Grâce à des garages partenaires, les véhicules retenus après un contrôle comprenant 130 points de qualité sont débarrassés de leur bloc thermique et des éléments associés devenus inutiles. Il faut alors quitter l’espace représentant un garage classique pour rejoindre le laboratoire où l’on retrouve le coupé 504 sur un pont ultramoderne entouré d’équipements spécifiques au rétrofit.
« Nous sommes vraiment constructeur d’ordinateurs de bord et de batteries. Les moteurs sont fournis par nos partenaires. Les mécaniciens deviennent électromécaniciens en rejoignant le laboratoire. A la fin, vous avez un véhicule rétrofité, Crit’Air 0, avec une nouvelle carte grise. Tout le lieu a été conçu comme la narration du rétrofit », explique Arnaud Pigounides.
Directeur technique chez Rev Mobilities, Vincent Leblond place la batterie « en élément le plus important d’une voiture électrique ». L’entreprise s’intéressant à des voitures très différentes, il lui a fallu penser à « une ligne de produits qui puissent s’adapter dans les différents modèles au niveau des espaces libérés par la dépose du réservoir et du moteur. On ne peut pas se permettre de concevoir une batterie spécifique par voiture. Ca coûterait trop cher à développer pour le niveau de qualité et d’exigences que nous avons ».
D’où une famille de 3 modules S, M et L. Ce dernier est le plus grand, qui ne pourrait pas trouver sa place dans la Spitfire. Le M est moitié moins haut que le L. Deux modules S accolés en largeur présentent les mêmes dimensions que le M.
Dans le démonstrateur, « on voit symbolisé que notre module L, ça peut être 2 M ou 4 S. L’idée est de pouvoir les déstructurer pour les insérer dans le fond du coffre, à la place de la roue de secours et/ou du réservoir, au dessus du moteur, c’est-à-dire dans tous les espaces qui sont laissés libres et sont exploitables ».
Pour ses batteries, Rev Mobilities s’est entouré du spécialise français Neogy, installé à Mérignac, près de Bordeaux. Une usine est en cours d’aménagement pour sortir les packs qui peuvent être logés longitudinalement ou transversalement dans les véhicules, en respectant la réglementation rétrofit. Les modules sont composés de cellules cylindriques classiques lithium-ion NMC (nickel, manganèse, cobalt) à haute densité énergétique.
A noter que Neogy s’intéresse également à la mobilité hydrogène. Cette entreprise s’implique par exemple aux côtés de Pragma industries connus pour ses vélos à assistance électrique fonctionnant avec une pile H2.

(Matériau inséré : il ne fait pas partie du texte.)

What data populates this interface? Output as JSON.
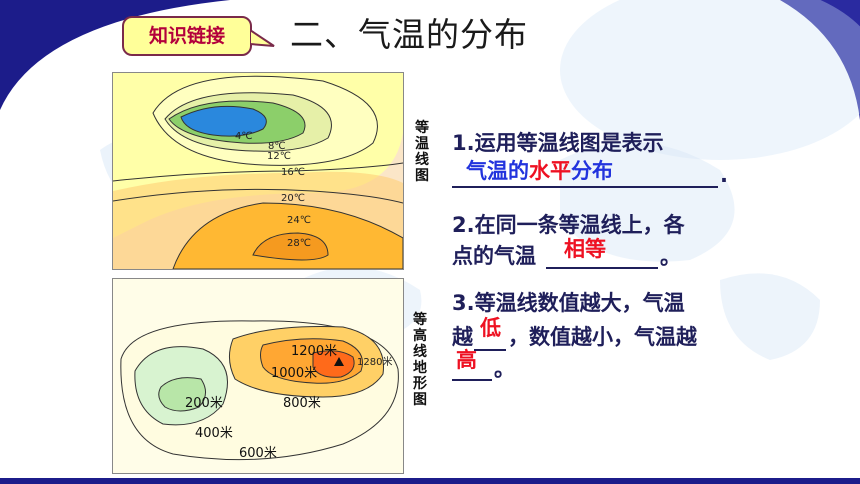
{
  "badge": "知识链接",
  "title": "二、气温的分布",
  "map_top": {
    "side_label": [
      "等",
      "温",
      "线",
      "图"
    ],
    "isotherms": [
      "4℃",
      "8℃",
      "12℃",
      "16℃",
      "20℃",
      "24℃",
      "28℃"
    ]
  },
  "map_bottom": {
    "side_label": [
      "等",
      "高",
      "线",
      "地",
      "形",
      "图"
    ],
    "contours": [
      "1200米",
      "1280米",
      "1000米",
      "800米",
      "200米",
      "400米",
      "600米"
    ]
  },
  "questions": {
    "q1_prefix": "1.运用等温线图是表示",
    "q1_answer_a": "气温的",
    "q1_answer_b": "水平",
    "q1_answer_c": "分布",
    "q1_end": ".",
    "q2_line1": "2.在同一条等温线上，各",
    "q2_prefix": "点的气温",
    "q2_answer": "相等",
    "q2_end": "。",
    "q3_line1": "3.等温线数值越大，气温",
    "q3_prefix": "越",
    "q3_answer1": "低",
    "q3_mid": "，数值越小，气温越",
    "q3_answer2": "高",
    "q3_end": "。"
  },
  "colors": {
    "accent_blue": "#1a1a8c",
    "badge_fill": "#ffff99",
    "answer_blue": "#2233dd",
    "answer_red": "#ee1122"
  }
}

Chez Rev Mobilities, on assiste à une certaine popularisation du rétrofit depuis 4 ans, avec 3 000 précommandes pour des conversions d’utilitaires à l’initiative d’artisans et de mutuelles d’artisans, dont la Mapa qui souhaite proposer cette solution à ses sociétaires. « Les gens sont fans du rétrofit », se réjouit Arnaud Pigounides.
Ce dernier a évoqué de grands groupes de la logistique qui s’y intéressent, ainsi que des agglomérations comme Rennes ou Toulouse : « A Toulouse, 1 600 utilitaires circulent dans la ville, et la moitié risquent d’être bannis car ils travaillent dans une ZFE. Solutions : soit jeter, soit rétrofiter. De plus en plus d’appels d’offres vont être lancés en France. Y compris pour les bus, où 4 appels ont déjà été publiés et une dizaine devraient arriver prochainement. L’engouement est très très fort ».
Concernant les particuliers, le dirigeant de Rev Mobilities chiffre les intéressés à plusieurs milliers à vouloir conserver une voiture qu’ils possèdent depuis plusieurs années. Parmi les véhicules anciens, on trouve d’anciennes camionnettes, comme les Citroën HY, qui servent de base à des Food Trucks sympas aujourd’hui. Pour qu’ils puissent continuer à circuler, il faudra les convertir. Une Spitfire rétrofitées coûte 30 000 euros avec l’achat de la base : « C’est le prix d’un véhicule électrique neuf, mais avec une voiture qui a du style ».